Now I say to you my dear Christian friends that you have been married to Jesus Christ. If your love for the world is a challenge to your love for Jesus Christ you are in danger of committing spiritual adultery. If you worshipped idols in the Old Testament, that was called adultery; spiritual adultery. If your idol is your family, if your idol is your business, if your idol is materialism, whatever it may be that intrudes itself into this personal relationship with Jesus Christ you’re a spiritual adulterer. Oh, may God deliver us from spiritual adultery. And realize that our relationship is to our groom to whom we have been betrothed in marriage forever by the Lord God himself. Is it not a singular thing that the Lord Jesus Christ came from heaven, that he betrothed himself to the human race forever by taking human nature to himself forever? Think of that! What it meant for the eternal second person of the Trinity to make a decision like that, to take human nature to himself forever in order to be married to such a wayward bride as we.
May God help us to respond. If you have here this morning and you never believed in Jesus Christ you’re not married to him. You’re still married to the old man. You’re still hanging from the girdle of Adam the first. May God so speak to you that you sense your need of him, the need of forgiveness of sins, the need of justification, all provided in the death of the last Adam who shed his blood for sinners. May God cause you to flee to him, receive as a free gift everlasting life, and join the bride of Christ. May God the Holy Spirit bring it to pass.

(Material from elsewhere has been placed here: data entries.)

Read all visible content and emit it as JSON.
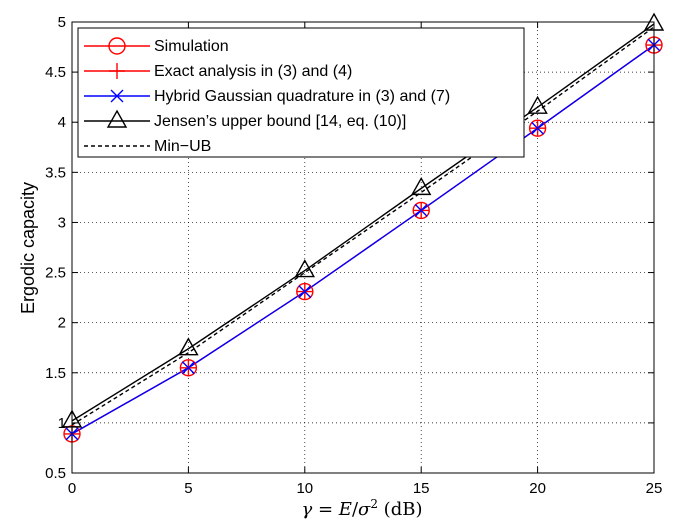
{
  "chart_data": {
    "type": "line",
    "title": "",
    "xlabel": {
      "gamma": "γ",
      "eq": " = ",
      "E": "E",
      "slash": "/",
      "sigma": "σ",
      "sup": "2",
      "unit": " (dB)"
    },
    "ylabel": "Ergodic capacity",
    "xlim": [
      0,
      25
    ],
    "ylim": [
      0.5,
      5
    ],
    "xticks": [
      0,
      5,
      10,
      15,
      20,
      25
    ],
    "yticks": [
      0.5,
      1,
      1.5,
      2,
      2.5,
      3,
      3.5,
      4,
      4.5,
      5
    ],
    "xtick_labels": [
      "0",
      "5",
      "10",
      "15",
      "20",
      "25"
    ],
    "ytick_labels": [
      "0.5",
      "1",
      "1.5",
      "2",
      "2.5",
      "3",
      "3.5",
      "4",
      "4.5",
      "5"
    ],
    "grid": true,
    "legend_position": "top-left",
    "x": [
      0,
      5,
      10,
      15,
      20,
      25
    ],
    "series": [
      {
        "name": "Simulation",
        "values": [
          0.89,
          1.55,
          2.31,
          3.12,
          3.94,
          4.77
        ],
        "color": "#ff0000",
        "marker": "circle",
        "line": "none"
      },
      {
        "name": "Exact analysis in (3) and (4)",
        "values": [
          0.89,
          1.55,
          2.31,
          3.12,
          3.94,
          4.77
        ],
        "color": "#ff0000",
        "marker": "plus",
        "line": "solid"
      },
      {
        "name": "Hybrid Gaussian quadrature in (3) and (7)",
        "values": [
          0.89,
          1.55,
          2.31,
          3.12,
          3.94,
          4.77
        ],
        "color": "#0000ff",
        "marker": "x",
        "line": "solid"
      },
      {
        "name": "Jensen’s upper bound [14, eq. (10)]",
        "values": [
          1.02,
          1.74,
          2.52,
          3.34,
          4.15,
          4.98
        ],
        "color": "#000000",
        "marker": "triangle",
        "line": "solid"
      },
      {
        "name": "Min−UB",
        "values": [
          0.98,
          1.7,
          2.5,
          3.3,
          4.11,
          4.95
        ],
        "color": "#000000",
        "marker": "none",
        "line": "dashed"
      }
    ]
  }
}
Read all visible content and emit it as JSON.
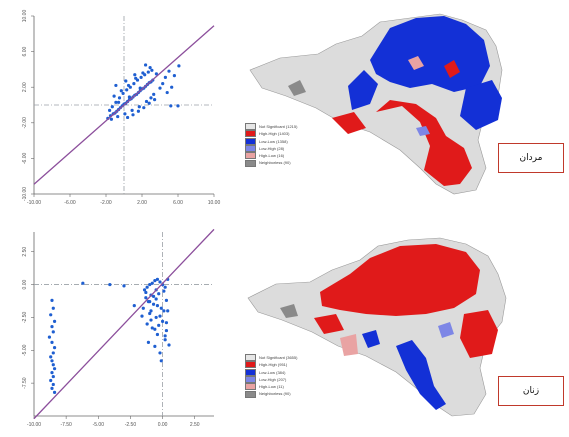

Let’s stand for the benediction.
[Prayer] Father, we are so grateful to Thee for this wonderful relationship that we enjoy. We cannot express to Thee, Lord, the gratitude that we have and confess properly our often lack of appreciation of all that Thou hast done. Oh God, work mightily in our hearts that we might give ourselves completely to our Husband that he might be fruitful through us. May grace, mercy, and peace go with us. For Jesus’ sake. Amen.